How to get multiple combinations of multiple lists in python (Multiple n Choose K or nCr)

Question

I have been looking on google and stack overflow for a few hours and I am sure there is an answer for what this is mathematically or perhaps it is just what the calculation is, which would be (nCr * nCr * nCr etc.,) combinations of multiple groups.

However, to phrase what I am trying to do in Python: I am trying to find all combinations of a list of multiple lists and iterate through all those combinations.(I have been struggling with how to phrase it, see below for a visual)

I have figured out if I want to pick one item from each list, total of 4 items, print all 4 item combinations.

This code I have works for that first part:

a = [[1,2,3,4,5],[6,7,8,9],[10,11,12,13,14],[15,16,17,18,19]]

r=[[]]
for x in a:
    t = []
    for y in x:
        for i in r:
            t.append(i+[y])
    r = t

print (r)

Output:

[[1, 6, 10, 15], 
[2, 6, 10, 15], 
[3, 6, 10, 15], 
[4, 6, 10, 15], 
[5, 6, 10, 15],...

Which is exactly what I am trying to do, I want to select an item from these 4 lists and see all combinations, which this does. Great!

However, I want to scale this and I cannot figure out how, for example, pick 2 items from each list, and display all combinations.

So for this code to output something like this instead:

Output:

[[[1, 2],[7,9],[10,14],[15,19]] , 
[[1, 3],[7,9],[10,14],[15,19]] , 
[[1, 4],[7,9],[10,14],[15,19]]....

What modifications to my python code above to do I need to make, to get this output.

Let me know if you need additional information, the question is just hard to phrase without sounding redundant.

Answer 1

The factorial increase in this problem might cause some memory problems even for small lists. That's being said, here is my approach to this problem:

• Let list a = [a_1, a_2, ..., a_p]. Each element (a_i) is also a list. I will take the k combinations of each element in a and call it Z
• Z = [C(a_1,k), C(a_2,k), ..., C(a_p, k)]
• Then Z[C(a_1,k)[0], C(a_2,k)[0], ..., C(a_3,k)[0]] will give me the first combination of the combinations.
• I will iterate over combinations of combinations until no combinations left.

Here is an example:

• a = [[1,2,3], [4,5,6]] and k=2 (choose k)
• Z = [[(1, 2), (1, 3), (2, 3)], [(4, 5), (4, 6), (5, 6)]]
• Then the first combination of combinations will be [(1,2), (4,5)]
• Second combination of combinations will be [(1,2), (4,6)]
• I will iterate over all 9 combination of combinations.

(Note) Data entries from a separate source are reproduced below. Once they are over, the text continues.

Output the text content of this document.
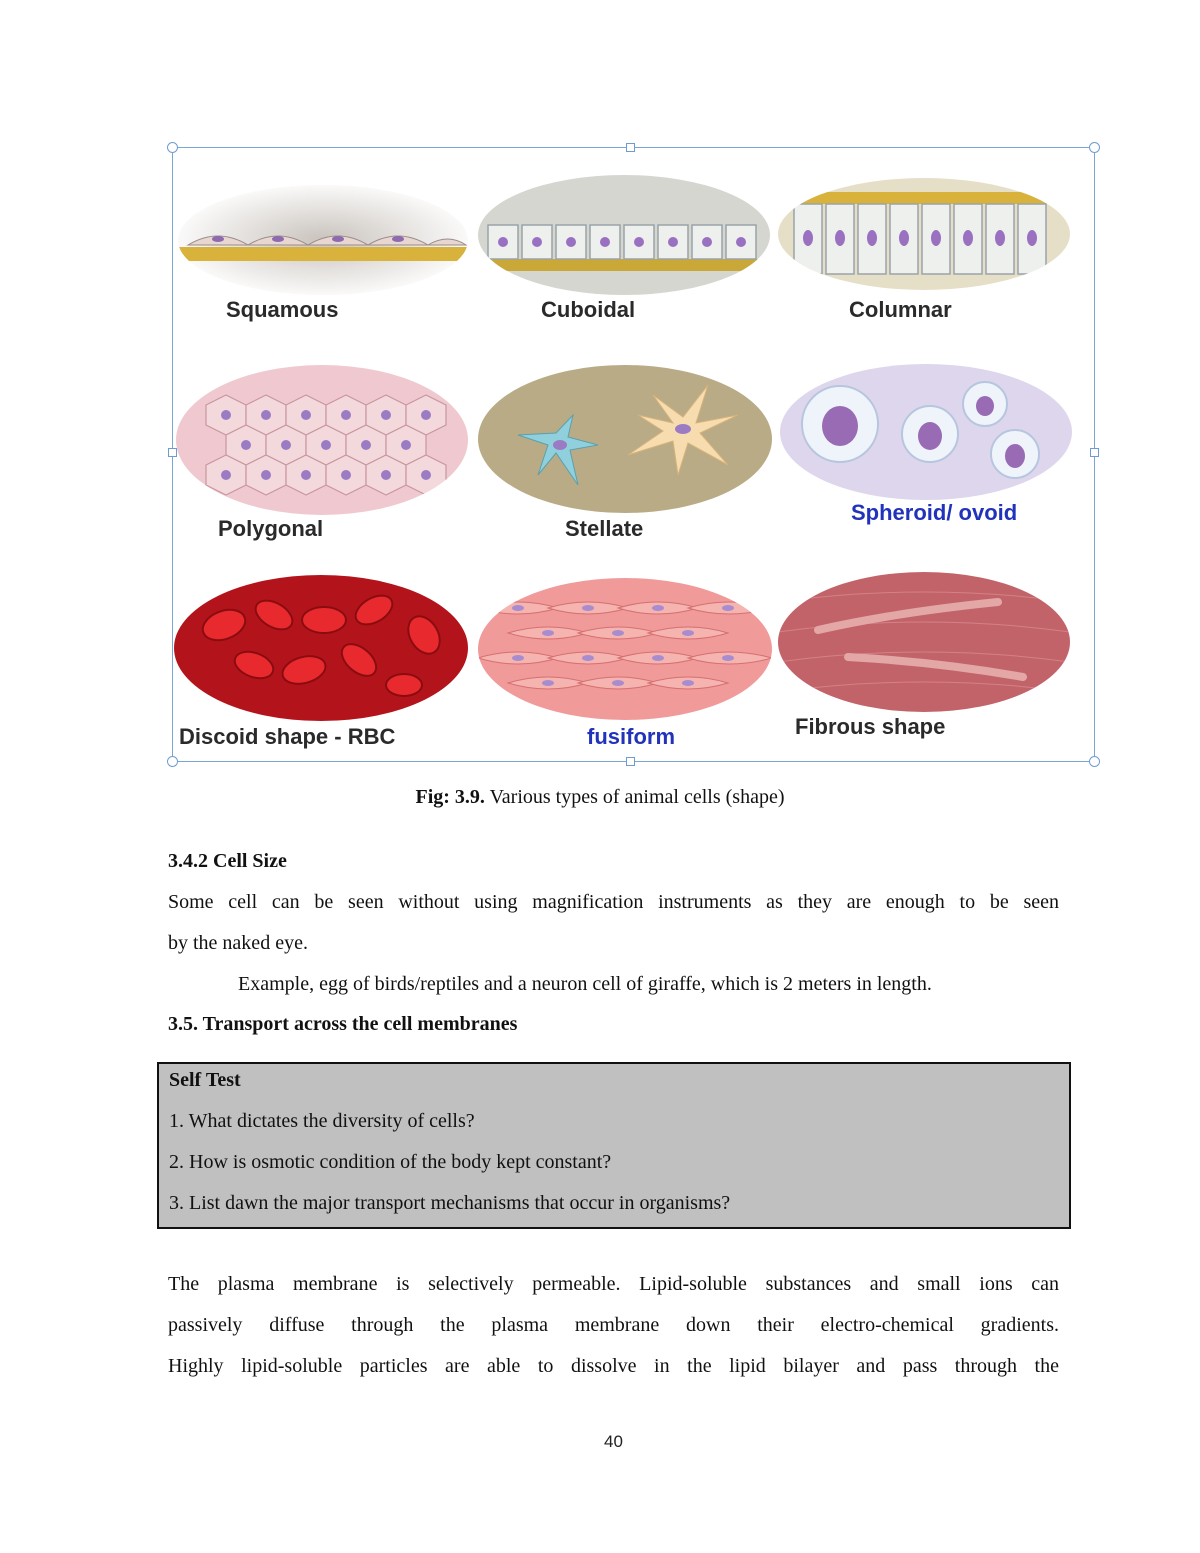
Squamous	Cuboidal	Columnar
Polygonal	Stellate
Spheroid/ ovoid
Discoid shape - RBC	fusiform	Fibrous shape
Fig: 3.9. Various types of animal cells (shape)
3.4.2 Cell Size
Some cell can be seen without using magnification instruments as they are enough to be seen
by the naked eye.
Example, egg of birds/reptiles and a neuron cell of giraffe, which is 2 meters in length.
3.5. Transport across the cell membranes
Self Test
1. What dictates the diversity of cells?
2. How is osmotic condition of the body kept constant?
3. List dawn the major transport mechanisms that occur in organisms?
The plasma membrane is selectively permeable. Lipid-soluble substances and small ions can
passively diffuse through the plasma membrane down their electro-chemical gradients.
Highly lipid-soluble particles are able to dissolve in the lipid bilayer and pass through the
40
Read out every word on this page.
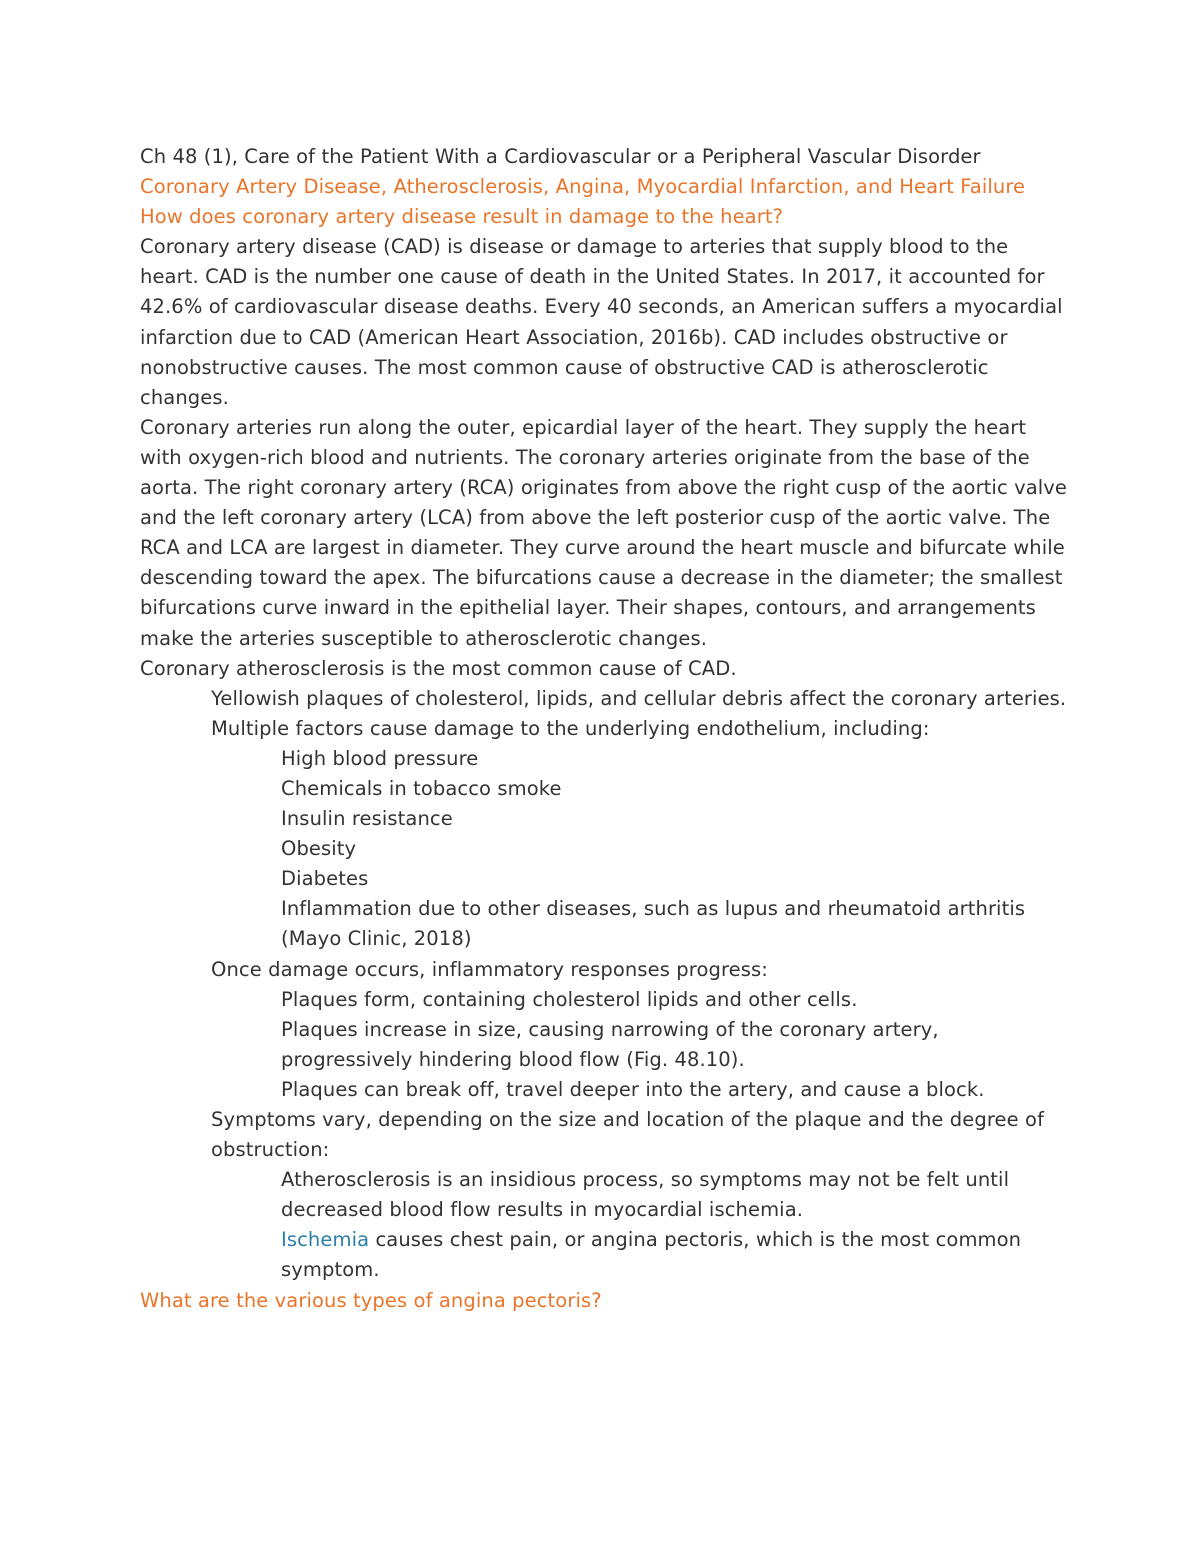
Ch 48 (1), Care of the Patient With a Cardiovascular or a Peripheral Vascular Disorder

Coronary Artery Disease, Atherosclerosis, Angina, Myocardial Infarction, and Heart Failure

How does coronary artery disease result in damage to the heart?

Coronary artery disease (CAD) is disease or damage to arteries that supply blood to the heart. CAD is the number one cause of death in the United States. In 2017, it accounted for 42.6% of cardiovascular disease deaths. Every 40 seconds, an American suffers a myocardial infarction due to CAD (American Heart Association, 2016b). CAD includes obstructive or nonobstructive causes. The most common cause of obstructive CAD is atherosclerotic changes.

Coronary arteries run along the outer, epicardial layer of the heart. They supply the heart with oxygen-rich blood and nutrients. The coronary arteries originate from the base of the aorta. The right coronary artery (RCA) originates from above the right cusp of the aortic valve and the left coronary artery (LCA) from above the left posterior cusp of the aortic valve. The RCA and LCA are largest in diameter. They curve around the heart muscle and bifurcate while descending toward the apex. The bifurcations cause a decrease in the diameter; the smallest bifurcations curve inward in the epithelial layer. Their shapes, contours, and arrangements make the arteries susceptible to atherosclerotic changes.

Coronary atherosclerosis is the most common cause of CAD.

Yellowish plaques of cholesterol, lipids, and cellular debris affect the coronary arteries.

Multiple factors cause damage to the underlying endothelium, including:

High blood pressure

Chemicals in tobacco smoke

Insulin resistance

Obesity

Diabetes

Inflammation due to other diseases, such as lupus and rheumatoid arthritis (Mayo Clinic, 2018)

Once damage occurs, inflammatory responses progress:

Plaques form, containing cholesterol lipids and other cells.

Plaques increase in size, causing narrowing of the coronary artery, progressively hindering blood flow (Fig. 48.10).

Plaques can break off, travel deeper into the artery, and cause a block.

Symptoms vary, depending on the size and location of the plaque and the degree of obstruction:

Atherosclerosis is an insidious process, so symptoms may not be felt until decreased blood flow results in myocardial ischemia.

Ischemia causes chest pain, or angina pectoris, which is the most common symptom.

What are the various types of angina pectoris?
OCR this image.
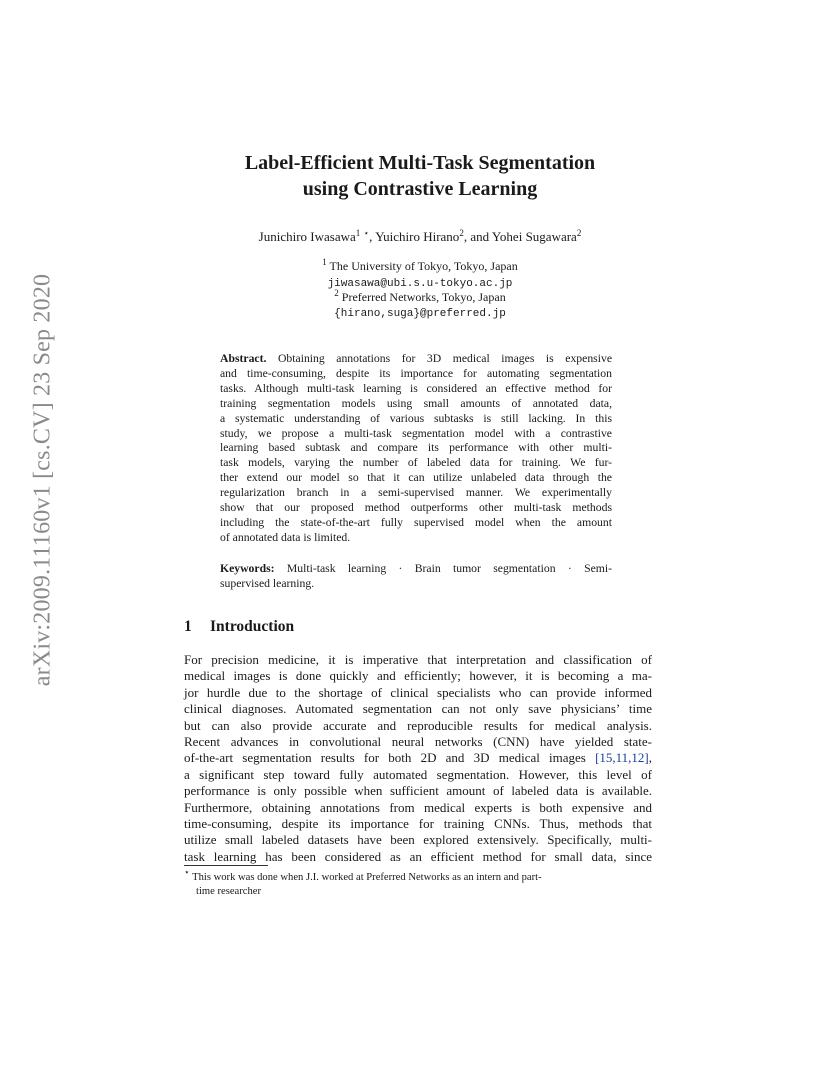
arXiv:2009.11160v1 [cs.CV] 23 Sep 2020
Label-Efficient Multi-Task Segmentation
using Contrastive Learning
Junichiro Iwasawa$^1$ ⋆, Yuichiro Hirano$^2$, and Yohei Sugawara$^2$
$^1$ The University of Tokyo, Tokyo, Japan
jiwasawa@ubi.s.u-tokyo.ac.jp
$^2$ Preferred Networks, Tokyo, Japan
{hirano,suga}@preferred.jp
Abstract. Obtaining annotations for 3D medical images is expensive
and time-consuming, despite its importance for automating segmentation
tasks. Although multi-task learning is considered an effective method for
training segmentation models using small amounts of annotated data,
a systematic understanding of various subtasks is still lacking. In this
study, we propose a multi-task segmentation model with a contrastive
learning based subtask and compare its performance with other multi-
task models, varying the number of labeled data for training. We fur-
ther extend our model so that it can utilize unlabeled data through the
regularization branch in a semi-supervised manner. We experimentally
show that our proposed method outperforms other multi-task methods
including the state-of-the-art fully supervised model when the amount
of annotated data is limited.
Keywords: Multi-task learning · Brain tumor segmentation · Semi-
supervised learning.
1 Introduction
For precision medicine, it is imperative that interpretation and classification of
medical images is done quickly and efficiently; however, it is becoming a ma-
jor hurdle due to the shortage of clinical specialists who can provide informed
clinical diagnoses. Automated segmentation can not only save physicians’ time
but can also provide accurate and reproducible results for medical analysis.
Recent advances in convolutional neural networks (CNN) have yielded state-
of-the-art segmentation results for both 2D and 3D medical images [15,11,12],
a significant step toward fully automated segmentation. However, this level of
performance is only possible when sufficient amount of labeled data is available.
Furthermore, obtaining annotations from medical experts is both expensive and
time-consuming, despite its importance for training CNNs. Thus, methods that
utilize small labeled datasets have been explored extensively. Specifically, multi-
task learning has been considered as an efficient method for small data, since
⋆ This work was done when J.I. worked at Preferred Networks as an intern and part-
time researcher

Here is the class for the python:

class Comb_k:
    def __init__(self, a, k):
        self.Z = [list(combinations(i, k)) for i in a] # k combinations of each list inside a
        self.ns = [len(i)-1 for i in self.Z] # length of the each combination in Z
        self.p = len(a) # length of a
        self.pos = self.p*[0] # I will keep track of which combination in each will be returned
        self.pos[-1] = -1 # I will increase the combination index for each return
        
    def __iter__(self):
        return self
    
    def __next__(self):
        Z = self.Z
        p = self.p        
        self.pos = self.next_i()
        return [z[c] for z,c in zip(Z, self.pos)]      
            
    def next_i(self):
        '''
        This will iterate the next combination
        '''
        pos = self.pos
        ns = self.ns
        p = self.p
        for i in range(p-1, -1, -1):
            c = pos[i]
            n = ns[i]    
            if c == n:
                pos[i] = 0
            else:
                pos[i] += 1
                return pos
        raise GeneratorExit('End of the Combinations')

a = [[1,2,3], [4,5,6]]
comb_k = Comb_k(a, k = 2)
[next(comb_k) for _ in range(9)] # (3 choose 2)x(3 choose 2) = 9

This will return the following list:

[[(1, 2), (4, 5)],
 [(1, 2), (4, 6)],
 [(1, 2), (5, 6)],
 [(1, 3), (4, 5)],
 [(1, 3), (4, 6)],
 [(1, 3), (5, 6)],
 [(2, 3), (4, 5)],
 [(2, 3), (4, 6)],
 [(2, 3), (5, 6)]]

For convenience, the class is a generator, so it is not returning the all combinations at once.